In patients without CVD (n = 593,167), the vast majority had HbA1c, BP, and LDL-C not at goal or were current smokers. Inadequately controlled LDL cholesterol was associated with 19.6% of myocardial infarction or acute coronary syndrome (95% confidence interval, 18.7-20.5), and 13.7% of strokes. Smoking was associated with 3.8% of all CV events, while inadequately controlled blood pressure was associated with 11.6% of strokes. Dr.

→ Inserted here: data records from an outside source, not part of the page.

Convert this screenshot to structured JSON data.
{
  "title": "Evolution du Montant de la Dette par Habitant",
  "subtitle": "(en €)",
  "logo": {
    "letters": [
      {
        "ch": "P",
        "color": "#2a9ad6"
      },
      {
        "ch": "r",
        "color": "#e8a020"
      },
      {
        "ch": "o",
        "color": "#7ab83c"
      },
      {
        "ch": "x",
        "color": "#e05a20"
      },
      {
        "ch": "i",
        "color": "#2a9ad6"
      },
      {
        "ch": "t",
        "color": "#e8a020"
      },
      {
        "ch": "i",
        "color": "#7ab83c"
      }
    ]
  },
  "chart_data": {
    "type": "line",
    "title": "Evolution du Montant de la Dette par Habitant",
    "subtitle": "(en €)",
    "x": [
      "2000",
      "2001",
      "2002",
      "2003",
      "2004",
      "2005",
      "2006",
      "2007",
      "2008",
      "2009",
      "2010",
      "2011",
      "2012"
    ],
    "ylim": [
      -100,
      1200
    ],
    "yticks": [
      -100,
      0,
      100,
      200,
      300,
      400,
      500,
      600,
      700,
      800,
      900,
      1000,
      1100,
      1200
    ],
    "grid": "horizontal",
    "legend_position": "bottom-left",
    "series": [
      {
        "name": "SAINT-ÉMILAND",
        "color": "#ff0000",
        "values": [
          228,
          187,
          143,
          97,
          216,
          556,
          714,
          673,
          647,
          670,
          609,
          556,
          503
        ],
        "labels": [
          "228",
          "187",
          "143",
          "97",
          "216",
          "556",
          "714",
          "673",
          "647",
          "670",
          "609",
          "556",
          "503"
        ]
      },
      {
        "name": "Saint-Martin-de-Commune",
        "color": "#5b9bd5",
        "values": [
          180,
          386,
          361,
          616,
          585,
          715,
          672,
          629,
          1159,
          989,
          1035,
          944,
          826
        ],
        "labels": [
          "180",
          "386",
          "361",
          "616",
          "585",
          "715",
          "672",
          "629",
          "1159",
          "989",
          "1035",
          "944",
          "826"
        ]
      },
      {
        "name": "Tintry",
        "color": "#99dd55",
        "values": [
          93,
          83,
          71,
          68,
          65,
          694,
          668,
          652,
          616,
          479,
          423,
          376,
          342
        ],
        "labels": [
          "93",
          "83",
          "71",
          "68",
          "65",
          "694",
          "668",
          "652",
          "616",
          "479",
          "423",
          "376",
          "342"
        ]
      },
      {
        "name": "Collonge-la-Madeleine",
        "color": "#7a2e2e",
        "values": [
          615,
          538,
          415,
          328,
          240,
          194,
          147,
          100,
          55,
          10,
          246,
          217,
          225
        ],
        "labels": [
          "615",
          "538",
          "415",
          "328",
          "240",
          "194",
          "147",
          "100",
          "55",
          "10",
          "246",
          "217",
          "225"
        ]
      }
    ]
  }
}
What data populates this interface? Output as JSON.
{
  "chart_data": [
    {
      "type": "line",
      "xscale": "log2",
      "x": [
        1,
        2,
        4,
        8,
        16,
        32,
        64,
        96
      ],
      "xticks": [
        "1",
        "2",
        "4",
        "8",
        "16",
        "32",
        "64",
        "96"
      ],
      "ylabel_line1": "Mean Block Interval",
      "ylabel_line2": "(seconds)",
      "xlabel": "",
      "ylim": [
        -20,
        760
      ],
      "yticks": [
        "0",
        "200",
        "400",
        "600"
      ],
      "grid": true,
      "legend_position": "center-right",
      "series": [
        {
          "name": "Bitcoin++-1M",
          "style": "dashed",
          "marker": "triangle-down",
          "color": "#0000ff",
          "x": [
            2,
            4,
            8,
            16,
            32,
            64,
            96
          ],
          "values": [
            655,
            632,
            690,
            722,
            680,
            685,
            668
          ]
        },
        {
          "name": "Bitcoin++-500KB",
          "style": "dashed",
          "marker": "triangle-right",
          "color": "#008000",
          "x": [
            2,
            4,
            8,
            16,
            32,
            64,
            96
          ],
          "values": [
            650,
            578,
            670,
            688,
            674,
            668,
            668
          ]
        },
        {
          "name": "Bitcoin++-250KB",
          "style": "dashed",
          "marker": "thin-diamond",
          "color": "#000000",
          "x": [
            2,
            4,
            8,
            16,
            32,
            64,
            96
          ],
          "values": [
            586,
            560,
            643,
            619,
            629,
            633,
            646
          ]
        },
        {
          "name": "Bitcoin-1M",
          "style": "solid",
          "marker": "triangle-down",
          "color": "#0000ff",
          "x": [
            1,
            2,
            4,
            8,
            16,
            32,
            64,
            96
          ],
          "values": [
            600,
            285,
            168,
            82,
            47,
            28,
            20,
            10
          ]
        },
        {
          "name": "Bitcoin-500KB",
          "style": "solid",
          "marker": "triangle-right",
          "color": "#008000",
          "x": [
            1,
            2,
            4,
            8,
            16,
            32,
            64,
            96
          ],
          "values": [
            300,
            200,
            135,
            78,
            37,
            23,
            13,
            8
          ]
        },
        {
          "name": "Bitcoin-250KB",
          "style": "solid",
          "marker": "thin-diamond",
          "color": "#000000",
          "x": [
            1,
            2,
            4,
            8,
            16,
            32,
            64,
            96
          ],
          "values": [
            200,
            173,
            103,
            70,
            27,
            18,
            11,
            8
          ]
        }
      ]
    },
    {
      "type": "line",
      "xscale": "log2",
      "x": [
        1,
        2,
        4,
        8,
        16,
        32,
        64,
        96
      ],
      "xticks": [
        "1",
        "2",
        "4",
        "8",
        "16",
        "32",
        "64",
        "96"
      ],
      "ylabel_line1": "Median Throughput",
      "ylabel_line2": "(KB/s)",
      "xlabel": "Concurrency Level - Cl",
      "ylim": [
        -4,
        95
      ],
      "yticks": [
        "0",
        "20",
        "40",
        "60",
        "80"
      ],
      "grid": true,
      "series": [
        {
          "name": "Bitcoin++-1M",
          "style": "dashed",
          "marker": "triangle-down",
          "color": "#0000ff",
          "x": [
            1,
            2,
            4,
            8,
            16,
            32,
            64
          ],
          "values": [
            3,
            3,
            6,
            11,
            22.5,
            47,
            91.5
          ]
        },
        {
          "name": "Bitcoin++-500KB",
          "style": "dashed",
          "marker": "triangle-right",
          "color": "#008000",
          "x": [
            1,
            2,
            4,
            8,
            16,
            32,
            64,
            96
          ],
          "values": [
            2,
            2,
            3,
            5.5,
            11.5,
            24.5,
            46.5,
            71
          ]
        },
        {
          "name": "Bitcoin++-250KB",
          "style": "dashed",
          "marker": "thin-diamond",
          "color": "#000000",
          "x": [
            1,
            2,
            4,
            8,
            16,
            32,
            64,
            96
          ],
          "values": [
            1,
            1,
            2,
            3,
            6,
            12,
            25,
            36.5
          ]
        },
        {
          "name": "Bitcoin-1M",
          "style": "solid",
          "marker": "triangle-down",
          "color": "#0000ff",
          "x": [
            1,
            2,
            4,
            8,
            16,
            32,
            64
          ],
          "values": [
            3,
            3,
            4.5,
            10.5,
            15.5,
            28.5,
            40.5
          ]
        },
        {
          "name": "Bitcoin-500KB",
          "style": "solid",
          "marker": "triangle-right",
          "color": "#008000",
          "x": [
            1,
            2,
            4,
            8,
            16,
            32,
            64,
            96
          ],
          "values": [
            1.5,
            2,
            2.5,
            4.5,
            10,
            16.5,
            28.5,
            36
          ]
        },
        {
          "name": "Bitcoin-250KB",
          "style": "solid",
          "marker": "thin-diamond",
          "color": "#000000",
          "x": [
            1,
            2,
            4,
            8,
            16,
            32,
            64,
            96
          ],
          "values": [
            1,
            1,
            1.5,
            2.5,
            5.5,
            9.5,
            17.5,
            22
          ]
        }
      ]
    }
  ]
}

Vasquez-Benitez and colleagues found an increased CV risk for HbA1c above 9%, but no increased risk for HbA1c of 7%-7.9%, compared with 6.5%-6.9%. This finding supports current guidelines recommending HbA1c targets below 7% or 8% for patients with diabetes, according to the investigators (Diab. Care 2015 Feb. 20 [doi:10.2337/dc14-1877]).
In subjects with diabetes and CVD, 7% of stroke was found attributable to inadequate blood pressure control and 5.9% to poor glycemic control. Smoking was the only factor seen associated with an increase in all-cause mortality in this patient group, with 2.6% of deaths seen linked to smoking.
Dr. Vasquez-Benitez and her colleagues noted in their analysis that a substantial share of risk could not be attributed to the modifiable factors investigated in their study, raising the possibility that “unidentified genetic, metabolic, or psychosocial risk factors may affect risk.”
The investigators noted as limitations of their study the fact that risk factors and comorbidities were assessed at baseline and may have changed during follow-up, and that data were obtained from routine care settings with varying time intervals. Patients with type I diabetes may have been included in the cohort due to difficulties distinguishing diabetes types in patient records, they said.
The study was funded by the Agency for Healthcare Research & Quality. None of its authors reported conflicts of interest.
FROM DIABETES CARE
Key clinical point: Optimal control of cardiac risk factors in patients with diabetes can substantially lower their CV risks.
Major finding: Traditional cardiovascular risk factors contribute to more than one-third of CV morbidity in patients with diabetes without known underlying cardiovascular disease.
Data source: More than 850,000 patients with diabetes treated at 11 linked healthcare centers between 2005 and 2011, of whom nearly 600,000 had no CVD at baseline.
Disclosures: Dr. Vasquez-Benitez and her associates reported no relevant conflicts of interest.